VERS UN MODÈLE DIFFÉRENT: DÉNOMBREMENT FLOTTANT ET COENSEIGNEMENT

Pourquoi est-ce que je ne reviendrais plus à un modèle d’orthopédagogie sans coenseignement ? Les raisons sont multiples autant d’un point de vue personnel que professionnel.

Ce qui m’a d’abord amené à travailler comme orthopédagogue en dénombrement flottant (sous-groupe à l’extérieur de la classe) était l’aspect privilégié que nous avons en contexte de sous-groupes avec les élèves. Contrairement à mes collègues titulaires de classe qui sont davantage contraints par un « programme » à respecter, en dénombrement flottant, les objectifs d’apprentissage peuvent plus facilement respecter le rythme d’apprentissage de chacun. Ainsi, les objectifs d’apprentissage et/ou de rééducation sont ciblés en fonction des difficultés des élèves et permettent de répondre à leurs besoins. Ces avantages sont nommés dans diverses études portant sur l’intervention individuelle et en sous-groupe pour les élèves en difficulté. Le plus petit ratio permet ainsi à l’orthopédagogue d’adapter son enseignement, de mettre l’attention sur les élèves et de s’assurer qu’un contenu est maitrisé avant de passer au contenu suivant (CTREQ, 2018, p.27). Cela dit, rapidement dans ma carrière, je me suis butée aux difficultés et contraintes que représentait ce type de modèle dit de co-intervention externe (Tremblay, 2015a, p.34).

Source de l’image : CTREQ, 2018, p.26


Des défis et des limites associées à mon rôle d’orthopédagogue en dénombrement flottant


L’une des contraintes du dénombrement flottant que j’ai rapidement observé dans ma pratique a été la difficulté de transfert entre ce qui était travaillé avec moi et ce que l’élève était capable de faire de retour en classe. Il m’est arrivé tellement de fois, en discutant avec l’enseignant titulaire d’un élève, d’être enthousiaste et si fière de la progression de celui-ci pour finalement réaliser que les acquis que j’avais pourtant observés dans mon local semblaient si difficilement transférés dans le contexte de la classe, comme si les progrès s’effaçaient une fois le cadre de ma porte franchie. Également, il m’était parfois difficile de mesurer la nature des difficultés d’un élève, car le portrait que je dressais de ce dernier était établi à partir d’observations dans un contexte différent de la classe.

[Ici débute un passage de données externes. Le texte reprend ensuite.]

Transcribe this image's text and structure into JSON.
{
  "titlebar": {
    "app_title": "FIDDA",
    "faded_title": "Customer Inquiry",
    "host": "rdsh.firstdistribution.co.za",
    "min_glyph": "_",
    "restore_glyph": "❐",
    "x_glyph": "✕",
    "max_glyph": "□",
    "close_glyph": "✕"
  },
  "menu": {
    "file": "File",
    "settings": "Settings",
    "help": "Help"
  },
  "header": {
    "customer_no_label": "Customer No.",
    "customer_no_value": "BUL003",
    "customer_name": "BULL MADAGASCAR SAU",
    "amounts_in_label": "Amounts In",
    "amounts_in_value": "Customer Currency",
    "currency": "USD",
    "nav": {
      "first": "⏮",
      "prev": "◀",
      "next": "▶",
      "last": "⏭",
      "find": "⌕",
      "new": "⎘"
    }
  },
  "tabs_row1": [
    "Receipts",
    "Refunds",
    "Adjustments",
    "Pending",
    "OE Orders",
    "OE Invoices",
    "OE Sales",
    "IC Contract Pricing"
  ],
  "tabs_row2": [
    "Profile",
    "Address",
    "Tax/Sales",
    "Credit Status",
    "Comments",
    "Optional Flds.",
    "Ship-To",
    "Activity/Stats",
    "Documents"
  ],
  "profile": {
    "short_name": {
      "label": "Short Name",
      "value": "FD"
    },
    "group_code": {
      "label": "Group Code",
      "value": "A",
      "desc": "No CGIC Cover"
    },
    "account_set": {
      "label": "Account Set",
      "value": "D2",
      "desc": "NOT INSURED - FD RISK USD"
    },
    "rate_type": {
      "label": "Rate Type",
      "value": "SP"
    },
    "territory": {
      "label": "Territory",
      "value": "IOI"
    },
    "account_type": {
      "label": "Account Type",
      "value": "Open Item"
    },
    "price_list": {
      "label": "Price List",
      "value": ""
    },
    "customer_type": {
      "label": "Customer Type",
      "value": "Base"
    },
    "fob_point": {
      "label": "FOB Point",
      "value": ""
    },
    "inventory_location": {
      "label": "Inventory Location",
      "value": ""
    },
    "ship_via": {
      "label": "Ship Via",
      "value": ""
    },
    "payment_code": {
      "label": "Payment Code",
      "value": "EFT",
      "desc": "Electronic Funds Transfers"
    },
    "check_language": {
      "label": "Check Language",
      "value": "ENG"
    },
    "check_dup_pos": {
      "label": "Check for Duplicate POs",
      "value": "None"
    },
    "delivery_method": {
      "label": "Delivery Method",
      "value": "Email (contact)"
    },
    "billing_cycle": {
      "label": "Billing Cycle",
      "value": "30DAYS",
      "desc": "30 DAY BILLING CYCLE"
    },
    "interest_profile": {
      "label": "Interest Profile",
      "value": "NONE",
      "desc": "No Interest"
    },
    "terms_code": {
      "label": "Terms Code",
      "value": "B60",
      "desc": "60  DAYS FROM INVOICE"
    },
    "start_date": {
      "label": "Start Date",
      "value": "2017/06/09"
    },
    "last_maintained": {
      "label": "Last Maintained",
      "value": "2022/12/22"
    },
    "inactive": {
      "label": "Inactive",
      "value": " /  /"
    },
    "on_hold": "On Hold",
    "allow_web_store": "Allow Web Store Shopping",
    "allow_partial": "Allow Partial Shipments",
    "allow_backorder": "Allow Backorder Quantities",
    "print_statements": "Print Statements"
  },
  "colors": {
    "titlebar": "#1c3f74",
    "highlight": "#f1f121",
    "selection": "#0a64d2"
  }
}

D’un point de vue plus personnel, je trouvais que mes journées en dénombrement flottant finissaient par être redondantes. Étant donné que je travaille principalement avec les élèves du préscolaire et de la première année, mes sous-groupes de besoins ciblaient sensiblement les mêmes objectifs. J’avais donc l’impression de répéter souvent le même contenu. C’est rassurant lorsque nous débutons dans la profession et cela offre un sentiment de compétence plus rapide, mais rapidement je me suis lassée de répéter sans cesse le même contenu et les mêmes activités au cours d’une journée ou d’une semaine. Dans le même ordre d’idées, j’avais d’autres intérêts comme l’intégration de la littérature jeunesse dans mon enseignement ou la mise en place de projets d’écriture plus signifiants, ce qui dans le cadre d’une organisation de co-intervention externe était plus difficile à mettre en place. J’avais envie davantage de variété et de travailler plus largement certaines compétences disciplinaires.


Vers un modèle différent : Dénombrement flottant et coenseignement


Lors de l’arrivée des différentes mesures ministérielles, dont « Partir du bon pied », il y a quelques années, dans mon milieu scolaire, nous avions une enseignante qui allait exclusivement en classe et une orthopédagogue qui travaillait exclusivement en contexte de dénombrement. L’année suivante, nous avons proposé de séparer différemment la tâche de sorte que les deux intervenants travailleraient dans les deux contextes, mais auprès d’un moins grand nombre de groupe-classe. Nous avions proposé cela de sorte à faciliter le transfert de connaissances pour les élèves en difficulté en plus d’établir plus facilement un lien d’attachement avec les différents élèves, car nous pouvions travailler avec ceux-ci autant en classe qu’en situation de sous-groupe à l’extérieur de la classe. Nous tentions, par la même occasion, de répondre à certaines limites observées dans le cadre de la co-intervention externe.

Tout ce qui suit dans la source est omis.